From: Charles McCathieNevile <charles@w3.org>
Date: Mon, 21 Aug 2000 20:14:26 -0400 (EDT)
To: Ian Jacobs <ij@w3.org>
cc: Eric Hansen <ehansen7@hotmail.com>, w3c-wai-ua@w3.org
Message-ID: <Pine.LNX.4.21.0008212009580.16654-100000@tux.w3.org>

we are requiring the DOM as the API that User Agents support for
HTML/XML. Over the last couple of months (if I recall correctly, and I may be
wrong) we in fact decided against requiring other forms of access, becuase
the DOM was sufficient). Effectively that means that either assistive
technologies implement the relevant bits of the DOM, or they simply ignore
the guidelines and do their own thing in conjunction with manufacturers of
user agents, doesn't it?

Charles McCN

On Mon, 21 Aug 2000, Ian Jacobs wrote:

  Eric and I just finished a conversation about his proposals and
  I would like to summarize what I believe to be our agreement about
  the proposals. I am snipping all of the suggestions where we agreed to
  no change in the document.
  We agreed that not only should the document focus on general purpose
  user agents, that it is very unlikely that assistive technology
  will be interested in making conformance claims. Here is the question:
  if you are a component that is part of a conformance claim, do you have
  to satisfy all of the requirements of the document? In the simplest
  the answer is yes: you have to allow the user keyboard access to
  functionalities, content that is handled by the component has to be
  through the DOM, the user interface needs to be controllable through an
  API, the user must be able to control styles, the documentation must
  conform to WCAG, etc. [There may be some checkpoints that wouldn't apply
  to individual components but only to the entirety of the subject of the
  claim.
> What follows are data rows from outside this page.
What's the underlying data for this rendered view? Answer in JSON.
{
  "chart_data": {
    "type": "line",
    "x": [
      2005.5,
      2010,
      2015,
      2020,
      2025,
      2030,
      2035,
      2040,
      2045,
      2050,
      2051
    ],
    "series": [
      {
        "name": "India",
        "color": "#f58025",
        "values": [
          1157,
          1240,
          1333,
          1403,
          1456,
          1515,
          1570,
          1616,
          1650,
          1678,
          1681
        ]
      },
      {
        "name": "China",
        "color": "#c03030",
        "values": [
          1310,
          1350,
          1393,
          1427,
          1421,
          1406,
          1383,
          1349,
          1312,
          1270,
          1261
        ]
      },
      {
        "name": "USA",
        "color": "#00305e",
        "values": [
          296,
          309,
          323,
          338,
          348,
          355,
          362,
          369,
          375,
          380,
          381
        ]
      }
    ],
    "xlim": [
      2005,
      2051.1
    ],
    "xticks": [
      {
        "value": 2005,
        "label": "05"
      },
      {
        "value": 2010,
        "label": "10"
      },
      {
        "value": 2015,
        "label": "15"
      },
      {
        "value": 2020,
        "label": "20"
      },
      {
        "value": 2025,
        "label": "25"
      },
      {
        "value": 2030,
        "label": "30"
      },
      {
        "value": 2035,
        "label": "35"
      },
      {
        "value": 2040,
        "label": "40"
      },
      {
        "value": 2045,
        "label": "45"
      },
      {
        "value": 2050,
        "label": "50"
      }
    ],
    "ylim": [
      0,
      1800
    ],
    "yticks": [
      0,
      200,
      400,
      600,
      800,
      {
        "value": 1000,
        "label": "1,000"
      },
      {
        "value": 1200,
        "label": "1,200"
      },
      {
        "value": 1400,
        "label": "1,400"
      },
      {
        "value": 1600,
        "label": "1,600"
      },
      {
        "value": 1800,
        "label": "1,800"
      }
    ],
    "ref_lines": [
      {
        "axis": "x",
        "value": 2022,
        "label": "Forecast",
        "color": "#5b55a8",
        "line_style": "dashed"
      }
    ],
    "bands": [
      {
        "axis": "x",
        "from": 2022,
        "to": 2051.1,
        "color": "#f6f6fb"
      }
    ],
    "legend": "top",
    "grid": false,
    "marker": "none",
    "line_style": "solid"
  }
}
Which checkpoints are these?]
[and in particular:]

  This means that an assistive technology that would be part of a claim
  would have to implement the DOM, etc. and this is not what we intend
  with this document. We don't prevent that, but the document is clearly
  not meant to make these requirements on assistive technologies.
  Proposed: Just make this clear in the abstract, the introduction,
  and in section 3 on conformance. Say clearly that these guidelines
  are not meant for evaluations of assistive technologies.